My life has taken many twists and turns. At age 16, I went to a private school for grade 10 as there was no high school on the reserve. I stayed only until January as I was lonely and was already going out with my future husband. We were married on May 21, 1966. I was 17 he was 22. He had a job and a car, and we were married for 42 years before he passed. We have had five children, niniijaanisag, and one son in heaven, Wilson. I have 15 grandchildren, nooshansag, and  I now have six great-grandchildren, one in heaven, Kylie. Aniikonsag is the term for great-grandchildren. 

We bought a house in 1972, and I still live there. We fill it up when we have gatherings. There have been many upgrades over the years, and it is over 100 years old. My husband worked in construction doing very hard manual labour. He passed away at age 65 in 2008. I worked on and off throughout the years, but my last job of 25 years was at the Ma Mawi Wi Chi Itata Centre, where I retired in October 2020. I worked at Ethan’s, at the fish plant, as a nurses’ aid, on an assembly line, and as a medical interpreter at Health Sciences Centre. I did new careers training for two years at Child and Family Services and then worked at Ma Mawi Wi. My hobbies today are sewing, planting, and cooking. I babysit or be a taxi when needed. I make star blankets, ribbon skirts, quilts, cushions, and a ribbon shirt. I make very good bannock and raisin pie. When babies are born, I welcome them in our language and give thanks to the Creator for this blessing. 

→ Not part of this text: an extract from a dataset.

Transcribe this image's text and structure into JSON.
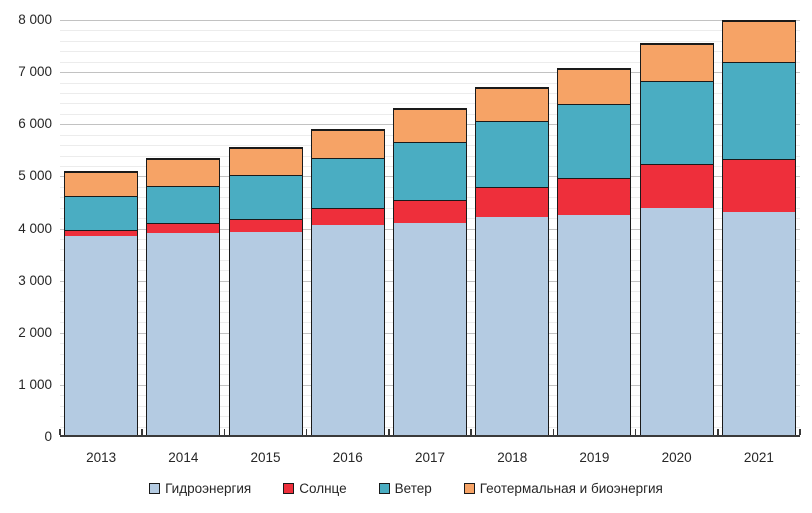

To survive in residential school, I had a wall or armour around me. This stayed with me all my life, even in marriage. Later on in therapy, I learned that having this wall prevented me from being hurt but also prevented me from experiencing joy. It just made a lot of sense. I’ve learned to let go of a lot of things that were hurtful. I have forgiven all those mean people in residential school, and I have also forgiven myself. I felt guilty for many things as a parent. No one is perfect. My biggest regret is not teaching my children our language. I try to use it around them now, especially at home. I was in residential school for ten years. My mother went there for six years, my grandma for two years. 

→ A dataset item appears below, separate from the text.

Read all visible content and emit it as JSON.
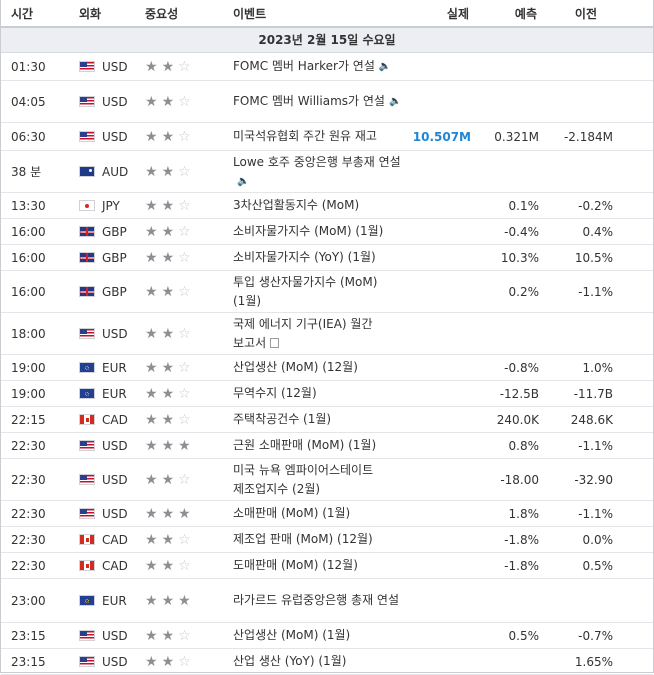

I want to make special mention of my grandmother, nookumag, and I was very close to them. Emma, my maternal grandmother, was born in 1891. She was a very hard worker and had 13 children. She was a young widow at age 52 but continued to raise her children and be a support to all of us. She had cattle, two gardens, made maple sugar, picked berries in the summer, and had a smokehouse. She visited all our homes, and her home was always open to us. She would say the rosary in our language. She went to residential school briefly as it was open in 1904. She was married twice. An older sister arranged the first marriage. She married a white man who left her with three boys. She married mishoomis, and had ten more children with a set of twins. My aunties were born in 1921. My other nookum, Esther, was very poor, nomadic, and often lived in tents and shacks, dinner cooking outside in an open fire. Mishoomis worked for farmers. She had four children and raised three grandsons. Two of the grandsons they raised were not Treaty, so they were not allowed to live on the reserve. The chief and Indian agent told them to leave. Niibaaba,  my father, was her baby, and she always called him her baby. He always helped them with anything he could. Nookum was very generous, kind and always happy.

In closing, I say miigwetch for this opportunity. I believe it’s important to share our stories.